Depending on your use case (how many/complex config variants you have) this may help to express your config variants in a more concise way than some mile-long if-elseif-else construct. Also you could bundle all the conditions for your variants in one place whereas with if statements you have to search for them at the beginning of every branch with all the implementation in between.
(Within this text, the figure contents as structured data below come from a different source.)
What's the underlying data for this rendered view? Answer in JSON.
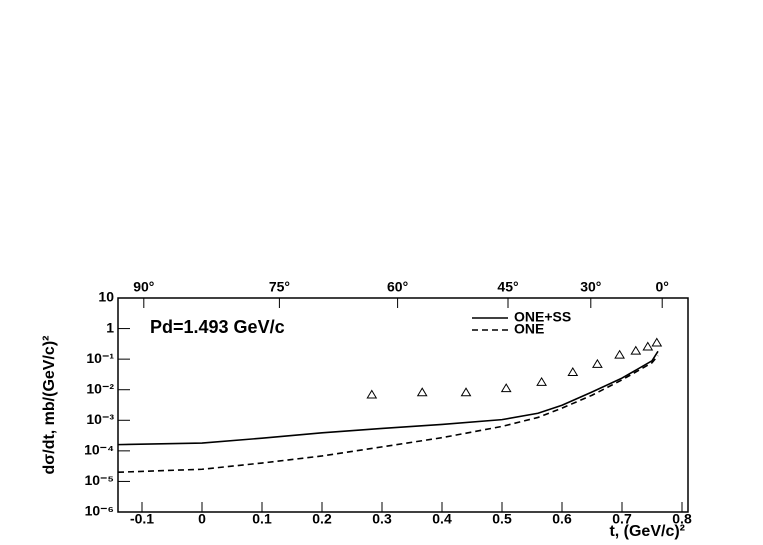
{
  "chart_data": {
    "type": "line",
    "annotation": "Pd=1.493 GeV/c",
    "x_label": "t, (GeV/c)²",
    "y_label": "dσ/dt, mb/(GeV/c)²",
    "xlim": [
      -0.14,
      0.81
    ],
    "ylim": [
      1e-06,
      10
    ],
    "log_y": true,
    "xticks": [
      -0.1,
      0,
      0.1,
      0.2,
      0.3,
      0.4,
      0.5,
      0.6,
      0.7,
      0.8
    ],
    "yticks": [
      {
        "value": 1e-06,
        "label": "10⁻⁶"
      },
      {
        "value": 1e-05,
        "label": "10⁻⁵"
      },
      {
        "value": 0.0001,
        "label": "10⁻⁴"
      },
      {
        "value": 0.001,
        "label": "10⁻³"
      },
      {
        "value": 0.01,
        "label": "10⁻²"
      },
      {
        "value": 0.1,
        "label": "10⁻¹"
      },
      1,
      10
    ],
    "top_axis": {
      "labels": [
        "90°",
        "75°",
        "60°",
        "45°",
        "30°",
        "0°"
      ],
      "positions": [
        -0.097,
        0.129,
        0.326,
        0.51,
        0.648,
        0.767
      ]
    },
    "legend": "top-right",
    "series": [
      {
        "name": "ONE+SS",
        "style": "solid",
        "color": "#000000",
        "x": [
          -0.14,
          0,
          0.1,
          0.2,
          0.3,
          0.4,
          0.5,
          0.56,
          0.6,
          0.65,
          0.7,
          0.75,
          0.76
        ],
        "values": [
          0.00016,
          0.00018,
          0.00026,
          0.00039,
          0.00054,
          0.00073,
          0.00105,
          0.0017,
          0.0031,
          0.0084,
          0.024,
          0.088,
          0.18
        ]
      },
      {
        "name": "ONE",
        "style": "dashed",
        "color": "#000000",
        "x": [
          -0.14,
          0,
          0.1,
          0.2,
          0.3,
          0.4,
          0.5,
          0.56,
          0.6,
          0.65,
          0.7,
          0.75,
          0.76
        ],
        "values": [
          2e-05,
          2.5e-05,
          4e-05,
          6.8e-05,
          0.000135,
          0.00027,
          0.00063,
          0.00124,
          0.0025,
          0.0066,
          0.021,
          0.076,
          0.13
        ]
      },
      {
        "style": "triangle",
        "color": "#000000",
        "x": [
          0.283,
          0.367,
          0.44,
          0.507,
          0.566,
          0.618,
          0.659,
          0.696,
          0.723,
          0.743,
          0.758
        ],
        "values": [
          0.007,
          0.0083,
          0.0083,
          0.0113,
          0.018,
          0.038,
          0.07,
          0.14,
          0.19,
          0.26,
          0.35
        ]
      }
    ]
  }
}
Though, for a small number of config variants I would stick with straightforward if statements.

Thanks @petwu .

Sorry for picking this up again.
I currently implement a search of those configs to see if any of them is set. The basic idea is:

  • Those flags are passed in via cmake -D in build command
  • Those flags are all prefixed with (assumed) ABC_

So I search those configs with ABC_ prefix in the cache like the code below

get_cmake_property(CACHE_VARS CACHE_VARIABLES)

foreach(CACHE_VAR ${CACHE_VARS})
    string(REGEX MATCH "^ABC.*" _FOUND "${CACHE_VAR}")
    if (_FOUND AND "${${CACHE_VAR}}")
        set(ABC_FLAG ON)
        break()
    endif()
endforeach()

It works well. But my friend told me that CACHE_VARIABLES is “intended for debugging purpose”, according to https://cmake.org/cmake/help/v3.21/prop_dir/CACHE_VARIABLES.html.
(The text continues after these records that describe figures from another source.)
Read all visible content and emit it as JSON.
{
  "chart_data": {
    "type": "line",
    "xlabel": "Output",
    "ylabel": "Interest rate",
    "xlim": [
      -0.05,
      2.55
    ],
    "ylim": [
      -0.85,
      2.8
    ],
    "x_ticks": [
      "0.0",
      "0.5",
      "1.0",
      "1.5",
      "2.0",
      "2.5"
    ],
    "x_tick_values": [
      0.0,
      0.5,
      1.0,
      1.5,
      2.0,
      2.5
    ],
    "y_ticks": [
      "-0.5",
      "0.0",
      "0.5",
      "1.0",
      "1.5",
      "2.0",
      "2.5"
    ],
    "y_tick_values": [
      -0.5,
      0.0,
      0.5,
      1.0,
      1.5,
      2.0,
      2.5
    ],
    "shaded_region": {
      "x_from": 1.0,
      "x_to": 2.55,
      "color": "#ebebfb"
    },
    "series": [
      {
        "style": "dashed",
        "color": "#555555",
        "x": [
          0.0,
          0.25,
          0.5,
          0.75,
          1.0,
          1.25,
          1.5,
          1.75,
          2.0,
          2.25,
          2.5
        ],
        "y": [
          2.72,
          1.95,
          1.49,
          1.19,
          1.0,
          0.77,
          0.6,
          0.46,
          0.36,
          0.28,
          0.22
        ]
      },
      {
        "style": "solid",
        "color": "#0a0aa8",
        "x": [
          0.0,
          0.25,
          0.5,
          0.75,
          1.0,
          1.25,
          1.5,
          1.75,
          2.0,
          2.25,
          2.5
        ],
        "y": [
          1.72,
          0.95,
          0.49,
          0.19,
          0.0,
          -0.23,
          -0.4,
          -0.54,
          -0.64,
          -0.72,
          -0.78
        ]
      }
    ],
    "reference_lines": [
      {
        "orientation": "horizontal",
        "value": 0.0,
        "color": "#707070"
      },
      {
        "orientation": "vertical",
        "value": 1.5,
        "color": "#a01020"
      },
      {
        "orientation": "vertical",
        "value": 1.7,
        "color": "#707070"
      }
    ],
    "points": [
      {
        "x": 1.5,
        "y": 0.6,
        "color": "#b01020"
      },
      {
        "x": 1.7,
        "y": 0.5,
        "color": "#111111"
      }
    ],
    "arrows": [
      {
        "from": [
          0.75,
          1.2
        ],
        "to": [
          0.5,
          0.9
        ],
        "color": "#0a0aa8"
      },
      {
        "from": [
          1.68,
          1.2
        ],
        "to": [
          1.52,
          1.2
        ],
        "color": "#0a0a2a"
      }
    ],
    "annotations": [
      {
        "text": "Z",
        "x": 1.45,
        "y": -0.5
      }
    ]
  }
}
Is it proper to use CACHE_VARIABLES in cmake code, not for debug purpose only? Is there any risk that CACHE_VARIABLES may be deprecated later?

CACHE_VARIABLES isn’t likely to be deprecated, but someone doing a misspelling of -DABC_SOME_WRONG_FLAG=ON will be caught up here. It is intended for debugging and using it for logic just has unintended consequences. I think an explicit list is just better.
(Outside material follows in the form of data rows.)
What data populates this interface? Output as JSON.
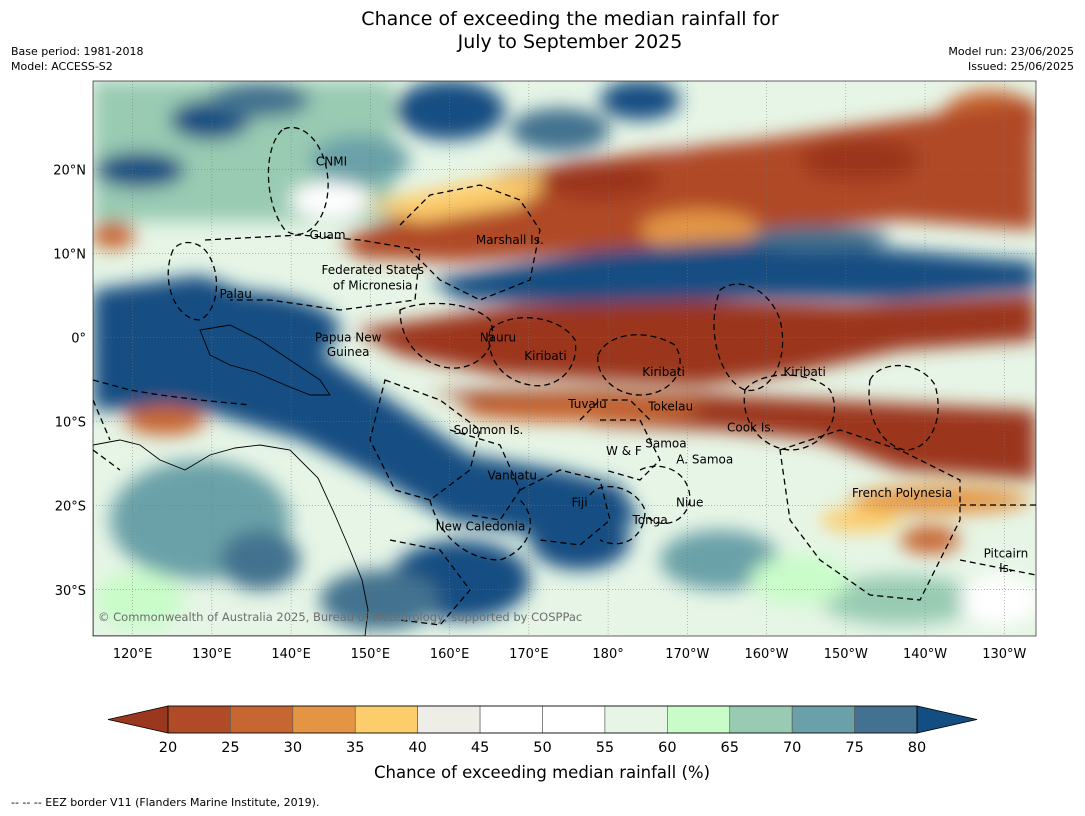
{
  "title_line1": "Chance of exceeding the median rainfall for",
  "title_line2": "July to September 2025",
  "meta_left": {
    "base_period": "Base period: 1981-2018",
    "model": "Model: ACCESS-S2"
  },
  "meta_right": {
    "model_run": "Model run: 23/06/2025",
    "issued": "Issued: 25/06/2025"
  },
  "copyright": "© Commonwealth of Australia 2025, Bureau of Meteorology, supported by COSPPac",
  "footer_note": "--  --  -- EEZ border V11 (Flanders Marine Institute, 2019).",
  "map": {
    "lon_ticks": [
      "120°E",
      "130°E",
      "140°E",
      "150°E",
      "160°E",
      "170°E",
      "180°",
      "170°W",
      "160°W",
      "150°W",
      "140°W",
      "130°W"
    ],
    "lat_ticks": [
      "20°N",
      "10°N",
      "0°",
      "10°S",
      "20°S",
      "30°S"
    ],
    "regions": [
      {
        "name": "CNMI",
        "lon": 145.1,
        "lat": 20.9
      },
      {
        "name": "Guam",
        "lon": 144.6,
        "lat": 12.2
      },
      {
        "name": "Marshall Is.",
        "lon": 167.6,
        "lat": 11.6
      },
      {
        "name": "Federated States",
        "lon": 150.3,
        "lat": 8.0
      },
      {
        "name": "of Micronesia",
        "lon": 150.3,
        "lat": 6.2
      },
      {
        "name": "Palau",
        "lon": 133.0,
        "lat": 5.2
      },
      {
        "name": "Papua New",
        "lon": 147.2,
        "lat": 0.0
      },
      {
        "name": "Guinea",
        "lon": 147.2,
        "lat": -1.7
      },
      {
        "name": "Nauru",
        "lon": 166.1,
        "lat": 0.0
      },
      {
        "name": "Kiribati",
        "lon": 172.1,
        "lat": -2.2
      },
      {
        "name": "Kiribati",
        "lon": 187.0,
        "lat": -4.1
      },
      {
        "name": "Kiribati",
        "lon": 204.8,
        "lat": -4.1
      },
      {
        "name": "Tuvalu",
        "lon": 177.4,
        "lat": -7.9
      },
      {
        "name": "Tokelau",
        "lon": 187.9,
        "lat": -8.2
      },
      {
        "name": "Cook Is.",
        "lon": 198.0,
        "lat": -10.7
      },
      {
        "name": "Solomon Is.",
        "lon": 164.9,
        "lat": -11.0
      },
      {
        "name": "Samoa",
        "lon": 187.3,
        "lat": -12.6
      },
      {
        "name": "W & F",
        "lon": 182.0,
        "lat": -13.5
      },
      {
        "name": "A. Samoa",
        "lon": 192.2,
        "lat": -14.5
      },
      {
        "name": "Vanuatu",
        "lon": 167.9,
        "lat": -16.4
      },
      {
        "name": "French Polynesia",
        "lon": 217.1,
        "lat": -18.5
      },
      {
        "name": "Fiji",
        "lon": 176.4,
        "lat": -19.6
      },
      {
        "name": "Niue",
        "lon": 190.3,
        "lat": -19.6
      },
      {
        "name": "Tonga",
        "lon": 185.3,
        "lat": -21.7
      },
      {
        "name": "New Caledonia",
        "lon": 163.9,
        "lat": -22.5
      },
      {
        "name": "Pitcairn",
        "lon": 230.2,
        "lat": -25.7
      },
      {
        "name": "Is.",
        "lon": 230.2,
        "lat": -27.4
      }
    ]
  },
  "colorbar": {
    "title": "Chance of exceeding median rainfall (%)",
    "ticks": [
      "20",
      "25",
      "30",
      "35",
      "40",
      "45",
      "50",
      "55",
      "60",
      "65",
      "70",
      "75",
      "80"
    ],
    "colors": [
      "#9b361f",
      "#b04a27",
      "#c86631",
      "#e39544",
      "#fdcc6b",
      "#efede8",
      "#ffffff",
      "#ffffff",
      "#e6f5e6",
      "#c9fcc9",
      "#99cbb3",
      "#6aa1a8",
      "#42728f",
      "#124e82"
    ]
  }
}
You also shouldn’t assume that the variable will be a cache variable. Projects may set them as regular non-cache variables and that should work too (not saying that’s always a thing you want to support, but in general, code shouldn’t care whether a variable is set as cache or non-cache unless there is a very specific reason to differentiate between the two).